Les précautions à prendre contre les autres, sont infinies en nombre, comme les faits dont nous avons à juger : celles qui nous concernent personnellement, se réduisent à se méfier de ses lumieres naturelles & acquises, de ses passions, de ses préjugés & de ses sens.

Si le fait nous est transmis par l’histoire ou par la tradition, nous n’avons qu’une regle pour en juger ; l’application peut en être difficile, mais la regle est sûre ; l’expérience des siecles passés, & la nôtre. S’en tenir à son coup-d’œil, ce seroit s’exposer souvent à l’erreur ; car combien de faits qui sont vrais, quoique nous soyons naturellement disposés à les regarder comme faux ? & combien d’autres qui sont faux, quoiqu’à ne consulter que le cours ordinaire des évenemens, nous ayons le penchant le plus fort à les prendre pour vrais ?

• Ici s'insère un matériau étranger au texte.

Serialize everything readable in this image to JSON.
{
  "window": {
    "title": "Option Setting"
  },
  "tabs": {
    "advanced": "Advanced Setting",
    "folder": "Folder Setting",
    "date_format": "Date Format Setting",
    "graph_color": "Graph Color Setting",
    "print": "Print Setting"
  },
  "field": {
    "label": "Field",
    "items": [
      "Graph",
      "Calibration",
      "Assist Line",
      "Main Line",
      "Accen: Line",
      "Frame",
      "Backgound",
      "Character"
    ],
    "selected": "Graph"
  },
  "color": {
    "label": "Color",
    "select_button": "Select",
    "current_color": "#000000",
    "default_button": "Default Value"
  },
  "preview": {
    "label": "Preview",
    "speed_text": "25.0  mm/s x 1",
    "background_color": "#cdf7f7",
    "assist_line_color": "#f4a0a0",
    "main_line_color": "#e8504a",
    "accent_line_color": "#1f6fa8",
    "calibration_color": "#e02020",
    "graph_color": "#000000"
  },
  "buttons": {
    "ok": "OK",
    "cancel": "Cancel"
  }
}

Pour éviter l’erreur, nous nous représenterons l’histoire de tous les tems & la tradition chez tous les peuples, sous l’emblème de vieillards qui ont été exceptés de la loi générale qui a borné notre vie à un petit nombre d’années, & que nous allons interroger sur des transactions dont nous ne pouvons connoître la vérité que par eux. Quelque respect que nous ayons pour leurs récits, nous nous garderons bien d’oublier que ces vieillards sont des hommes ; & que nous ne saurons jamais de leurs lumieres & de leur véracité, que ce que d’autres hommes nous en diront ou nous en ont dit, & ce que nous en éprouverons nous-mêmes. Nous rassemblerons scrupuleusement tout ce qui déposera pour ou contre leur témoignage ; nous examinerons les faits avec impartialité, & dans toute la variété de leurs circonstances ; & nous chercherons dans le plus grand espace que nous puissions embrasser sur la terre que les hommes ont habitée, & dans toute la durée qui nous est connue, combien il est arrivé de fois que nos vieillards interrogés en des cas semblables, ont dit la vérité ; & combien de fois il est arrivé qu’ils ont menti. Ce rapport sera l’expression de notre certitude ou de notre incertitude.

Ce principe est incontestable. Nous arrivons dans ce monde, nous y trouvons des témoins oculaires, des écrits & des monumens ; mais qu’est-ce qui nous apprend la valeur de ces témoignages, sinon notre propre expérience ?

D’où il s’ensuit que puisqu’il n’y a pas deux hommes sur la terre qui se ressemblent, soit par l’organisation, soit par les lumieres, soit par l’expérience, il n’y a pas deux hommes sur lesquels ces symboles fassent exactement la même impression ; qu’il y a même des individus entre lesquels la différence est infinie : les uns nient ce que d’autres croyent presque aussi fermement que leur propre existence ; entre ces derniers il y en a qui admettent sous certaines dénominations, ce qu’ils rejettent opiniâtrément sons d’autres noms ; & dans tous ces jugemens contradictoires ce n’est point la diversité des preuves qui fait toute la différence des opinions, les preuves & les objections étant les mêmes, à de très petites circonstances près.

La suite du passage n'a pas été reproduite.